Человек эпохи Достоевского

Человек эпохи Достоевского

В субботу, 4 февраля 2017 г., не стало Георгия Тараторкина. Ему было 72. В последние годы он много болел, мало где появлялся, но, как всегда, вопреки законам болезни и жизни, все верили, что обойдется.

Если бы Георгий Георгиевич не сыграл ничего, кроме Раскольникова в кулиджановском «Преступлении и наказании», все равно все были бы счастливы — начиная с Достоевского и кончая отечественным кино. У его Раскольникова был только один недостаток — он оказался таким точным попаданием в образ, что не вызвал ни малейших споров и дискуссий. Это был Раскольников для всех — не нашлось, кажется, никого, кто бы усомнился в том, что это — единственный возможный Раскольников.

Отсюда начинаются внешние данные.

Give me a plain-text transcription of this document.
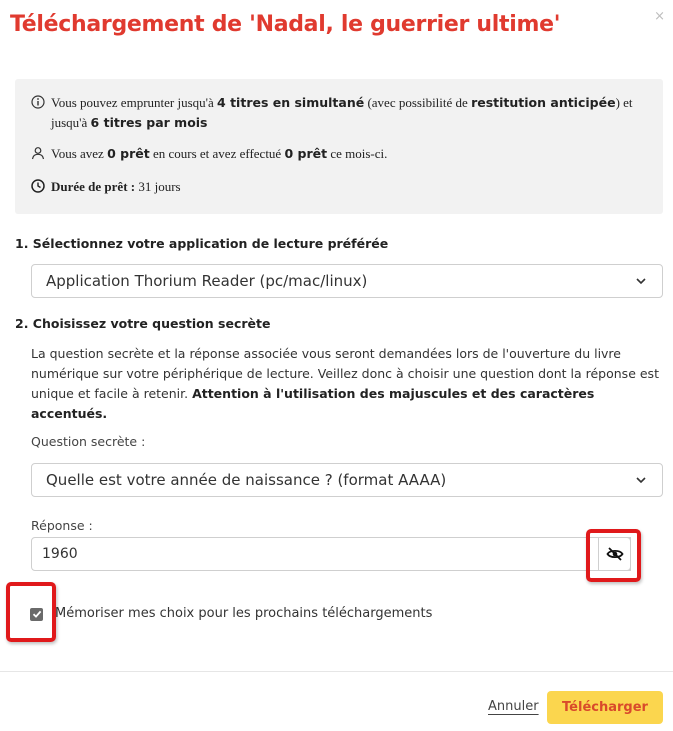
Téléchargement de 'Nadal, le guerrier ultime'	×
Vous pouvez emprunter jusqu'à 4 titres en simultané (avec possibilité de restitution anticipée) et jusqu'à 6 titres par mois
Vous avez 0 prêt en cours et avez effectué 0 prêt ce mois-ci.
Durée de prêt : 31 jours
1. Sélectionnez votre application de lecture préférée
Application Thorium Reader (pc/mac/linux)
2. Choisissez votre question secrète
La question secrète et la réponse associée vous seront demandées lors de l'ouverture du livre numérique sur votre périphérique de lecture. Veillez donc à choisir une question dont la réponse est unique et facile à retenir. Attention à l'utilisation des majuscules et des caractères accentués.
Question secrète :
Quelle est votre année de naissance ? (format AAAA)
Réponse :
1960
Mémoriser mes choix pour les prochains téléchargements
Annuler	Télécharger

Тараторкин со своей утонченной красотой и интеллигентностью принес в наш кинематограф тревожную печаль, нездешнюю изысканность и нервозность аристократа. Это был вечно оголенный нерв, без устали бьющаяся жилка на виске, сомнения и рефлексии, но без крика и без шумного надрыва, как и полагается интеллигенту. Ему бы вообще всего Достоевского переиграть, и одного Достоевского не хватило бы, надо было бы специально для Тараторкина еще одного выдумать. А он сыграл только Раскольникова в кино, а в театре — тоже Раскольникова в «Петербургских сновидениях», а еще Ивана Карамазова и Ставрогина. Раскольников стал мощным и, кажется, единственным попаданием — больше ни советское, ни российское кино в Тараторкина «не попадали», он словно не давался ему, всегда оказывался то ли выше, то ли в стороне со своей непостижимостью, кино словно обтекало его, не умея зацепить. «У него в глазах отражается небо», — сказала про него Раневская.

Кажется, режиссеры его даже боялись, потому и не приглашали. Тараторкин был как-то слишком уж особняком. Аристократов в советском кино практически не было, на интеллигентов — настоящих, не киношных — спрос тоже был невелик. И после Раскольникова Тараторкин хоть и снялся еще чуть ли не в сорока фильмах, а роли по его размеру так и не случилось. Это не его беда — это беда нашего кино, не сумевшего справиться с Тараторкиным. С театром лучше сложилось, удачнее — там его необычность как раз оказалась в чести. Пока не переехал в Москву, в свой ленинградский период блеснул на сцене ленинградского ТЮЗа отменным Гамлетом — несчастным, долговязым, тощим маменькиным сынком. В Москве, в театре им. Моссовета из всех своих оголенных нервов соткал Ивана Карамазова, в театре им. Пушкина — Ставрогина. У него поразительным образом получалось «до полной гибели всерьез» без внешней экзальтированности даже там, где, казалось бы, крик и эмоции так и просятся наружу. Тараторкин во всех ролях был такой «вещью в себе», он играл недосказанность как никто другой.

Он был ленинградцем, настоящим ленинградцем — из тех, кого до этого называли петербургской интеллигенцией. И до конца жизни Георгий Георгиевич называл Питер «Ленинградом». И когда ему говорили, что такого города нет, он злился: «Есть, такой город, есть!» Для него это был момент памяти, незабвения трагической истории. И долго потом не мог решиться уехать из своего Ленинграда в Москву — до мозга костей был питерский. И даже в Москве таким остался — осколком того, старого Петербурга-Ленинграда, который когда-то рожал, растил, лелеял людей такой вот тихой красоты. Тараторкин всю жизнь считал, что обязан Питеру, питерскому театру, питерским людям. Особенно Зиновию Корогодскому, который — с какой вдруг стати, казалось бы — обратил внимание на тощего юношу-осветителя в местном ТЮЗе. И взял себе в ученики. Люди тогда еще умели видеть. Тараторкин потом всегда говорил своим студентам, называвшим его «отцом родным»: «Не знаю, отец ли я вам, но то, что Корогодский ваш дед, — это точно». Он до такой степени был предан своему ленинградскому ТЮЗу и Корогодскому, что поначалу отказался сниматься в «Преступлении и наказании», сказав: «Я не могу подвести театр», чем поверг Кулиджанова в изумление. 22-летний мальчишка отказывается сниматься у классика — это ж надо додуматься! Пришлось Кулиджанову договариваться с руководством театра самому. За что ему большое от нас спасибо.

А в новые времена Тараторкин оказался не нужен кинематографу со своей утонченностью — нет у российского кино ни желания, ни необходимости ловить нерв, лелеять утонченность. Жилка больше не бьется, нерв утих.